Mozilla is working on ‘silent updates' in a bid to reduce the amount of interruptions that a user faces during an update to the Firefox browser.
According to the non-profit organization, it is working on various improvements to the Firefox update process aimed at removing interruptions during the update process and through a blog post aims to explain five of those improvement areas.
The current Firefox update process detects and downloads the update files automatically, but when it comes to applying those updates, Firefox needs to be closed before the changes are applied which often needs a restart if the user is actually browsing the web during the update. The restart, in current scenario, does take quite some time before users' can resume their browsing activities. According to Mozilla, the latest update process will be able to update the browser while it is still running and when the user does restart the browser, the time would be minimal and reload of the browser will happen in a flash.

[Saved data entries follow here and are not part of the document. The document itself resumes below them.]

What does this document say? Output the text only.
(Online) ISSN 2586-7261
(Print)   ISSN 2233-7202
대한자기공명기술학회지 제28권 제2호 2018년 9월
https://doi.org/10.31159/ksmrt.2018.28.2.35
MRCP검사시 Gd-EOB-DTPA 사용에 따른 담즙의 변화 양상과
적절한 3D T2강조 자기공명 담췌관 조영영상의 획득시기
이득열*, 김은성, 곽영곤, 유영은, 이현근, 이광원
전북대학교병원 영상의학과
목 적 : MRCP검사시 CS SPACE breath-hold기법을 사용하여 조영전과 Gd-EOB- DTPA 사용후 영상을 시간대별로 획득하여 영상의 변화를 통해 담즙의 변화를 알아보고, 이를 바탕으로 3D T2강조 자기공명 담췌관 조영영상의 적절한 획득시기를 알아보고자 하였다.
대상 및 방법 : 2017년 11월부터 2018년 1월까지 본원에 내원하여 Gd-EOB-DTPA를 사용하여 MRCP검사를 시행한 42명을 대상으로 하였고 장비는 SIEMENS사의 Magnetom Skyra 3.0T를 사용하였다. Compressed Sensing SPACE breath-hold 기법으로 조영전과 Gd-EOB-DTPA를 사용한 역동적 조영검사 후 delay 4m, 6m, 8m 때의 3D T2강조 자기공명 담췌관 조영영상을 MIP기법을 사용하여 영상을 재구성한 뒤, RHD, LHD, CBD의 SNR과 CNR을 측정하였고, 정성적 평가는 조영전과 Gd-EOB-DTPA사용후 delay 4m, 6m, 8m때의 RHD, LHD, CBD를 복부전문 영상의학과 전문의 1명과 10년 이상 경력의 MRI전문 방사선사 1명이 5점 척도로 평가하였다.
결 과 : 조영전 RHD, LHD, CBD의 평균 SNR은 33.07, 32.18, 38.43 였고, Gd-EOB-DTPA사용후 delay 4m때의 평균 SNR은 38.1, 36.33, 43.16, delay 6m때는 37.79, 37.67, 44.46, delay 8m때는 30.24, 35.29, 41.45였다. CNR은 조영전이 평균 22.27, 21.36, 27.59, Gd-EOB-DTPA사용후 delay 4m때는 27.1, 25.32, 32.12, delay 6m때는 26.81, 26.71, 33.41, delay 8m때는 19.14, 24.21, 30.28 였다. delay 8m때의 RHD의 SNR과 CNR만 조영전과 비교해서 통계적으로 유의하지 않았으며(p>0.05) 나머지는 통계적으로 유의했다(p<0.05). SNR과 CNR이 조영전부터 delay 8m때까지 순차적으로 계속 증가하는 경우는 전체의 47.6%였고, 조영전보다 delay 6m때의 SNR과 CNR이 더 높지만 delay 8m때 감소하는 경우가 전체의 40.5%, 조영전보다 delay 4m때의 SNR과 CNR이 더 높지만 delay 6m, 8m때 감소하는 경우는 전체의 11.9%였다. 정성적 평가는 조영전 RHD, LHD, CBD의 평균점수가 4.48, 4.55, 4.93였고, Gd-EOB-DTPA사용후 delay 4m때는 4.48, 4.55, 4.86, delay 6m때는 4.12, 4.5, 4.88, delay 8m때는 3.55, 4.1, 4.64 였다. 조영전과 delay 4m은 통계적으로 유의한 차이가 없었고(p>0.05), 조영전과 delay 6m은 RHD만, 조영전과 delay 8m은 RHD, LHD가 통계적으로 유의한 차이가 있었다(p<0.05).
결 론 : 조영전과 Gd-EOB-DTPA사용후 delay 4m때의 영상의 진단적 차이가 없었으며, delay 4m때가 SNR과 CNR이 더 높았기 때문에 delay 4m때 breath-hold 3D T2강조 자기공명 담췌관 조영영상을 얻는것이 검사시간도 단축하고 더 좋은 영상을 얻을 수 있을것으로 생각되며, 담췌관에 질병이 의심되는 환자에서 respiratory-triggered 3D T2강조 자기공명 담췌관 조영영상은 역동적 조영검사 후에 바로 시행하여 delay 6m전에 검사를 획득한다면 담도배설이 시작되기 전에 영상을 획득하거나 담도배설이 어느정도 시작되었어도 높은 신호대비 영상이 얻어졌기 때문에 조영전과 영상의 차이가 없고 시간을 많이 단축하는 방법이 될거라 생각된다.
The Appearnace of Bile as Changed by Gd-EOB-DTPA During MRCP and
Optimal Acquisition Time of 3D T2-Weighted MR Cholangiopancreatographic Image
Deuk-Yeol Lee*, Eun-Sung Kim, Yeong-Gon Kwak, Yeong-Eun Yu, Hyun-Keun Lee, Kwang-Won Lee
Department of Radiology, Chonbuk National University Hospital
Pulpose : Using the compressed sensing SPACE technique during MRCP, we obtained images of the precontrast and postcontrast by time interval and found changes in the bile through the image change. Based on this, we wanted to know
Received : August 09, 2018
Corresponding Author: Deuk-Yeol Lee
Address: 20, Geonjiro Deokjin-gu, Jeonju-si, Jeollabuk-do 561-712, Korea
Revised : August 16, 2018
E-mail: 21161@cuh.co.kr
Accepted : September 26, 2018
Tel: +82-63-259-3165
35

Another important change in line is the getting rid of the Windows UAC. As it stands currently, every time an update has to be applied to Firefox browser, in case of Windows Vista and 7, Windows UAC dialog box pops up asking for permissions. This might be a bit annoying and tends to irate users. With this in mind Mozilla is going to incorporate an update service in its Aurora line of browsers which will actually run in background. The service, when it runs for the first time, will be required to be given permission through UAC but, all the subsequent updates to the browser will happen in a UAC free mode.